А из-за двери продолжался раздаваться протяжный стон. Причем стон уже и не страшный был, а какой-то жалобный, чуть ли не кошачий. Такого и бояться совестно было.
Мужик, перехватив по удобнее топор, подошел к двери и чуть-чуть приоткрыл ее, пристально уставившись в появившуюся щель.
— Санька, вот же ты, дурная башка, напугал нас до усрачки! — вдруг с облегчением выдохнул он, на распашку открывая дверь. Внутри тут же появился местный дурачок, высокий детина в заиденевшем исподнем, усердно размазывавший слезы. — Чаво воешь-то да исчо в одних подштанниках? Упился горькой что ли? Заходь, заходь!

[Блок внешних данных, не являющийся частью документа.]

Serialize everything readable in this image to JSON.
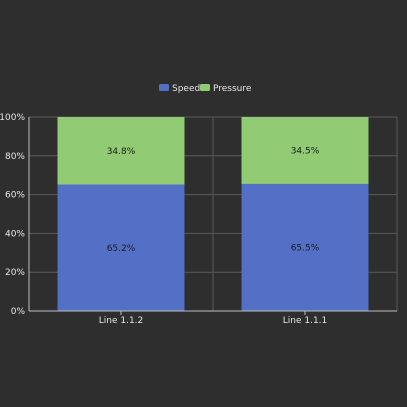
{
  "chart_data": {
    "type": "bar",
    "stacked": true,
    "percent": true,
    "categories": [
      "Line 1.1.2",
      "Line 1.1.1"
    ],
    "series": [
      {
        "name": "Speed",
        "values": [
          65.2,
          65.5
        ],
        "labels": [
          "65.2%",
          "65.5%"
        ],
        "color": "#5470c6"
      },
      {
        "name": "Pressure",
        "values": [
          34.8,
          34.5
        ],
        "labels": [
          "34.8%",
          "34.5%"
        ],
        "color": "#91cc75"
      }
    ],
    "ylim": [
      0,
      100
    ],
    "yticks": [
      0,
      20,
      40,
      60,
      80,
      100
    ],
    "ytick_labels": [
      "0%",
      "20%",
      "40%",
      "60%",
      "80%",
      "100%"
    ],
    "grid": true,
    "legend": "top-center",
    "colors": {
      "background": "#2e2e2e",
      "grid": "#5a5a5a",
      "axis": "#bdbdbd",
      "text": "#e6e6e6"
    }
  }
}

Воющего и отчаянно жестикулирующего, парня ввели в горницу. Усадили на лавку и дали в руки кружку с самогонкой.
— Пей, паря. Самогоночка, родимая, только на пользу пойдет, — Санька глотнул и сразу же закашлял. — Ничего, в другой раз сама пойдет. А таперича рассказывай.
Дурачок говорить толком не мог уже с рождения. Больше мычал что-то неопределенное, активно помогая себе руками и отчаянной жестикуляции. Вот и сейчас «говорил» именно так. К счастью, местные уже научились более или менее разбираться в его неразборчивых россказнях.
-… На погосте, гутаришь твой дядько остался? Замерз поди ужо? — морща лоб, разбирался Спиридон. — Подожди, подожди! Нежто про упырей гутаришь? Аль покойников? Як так забрали дядьку?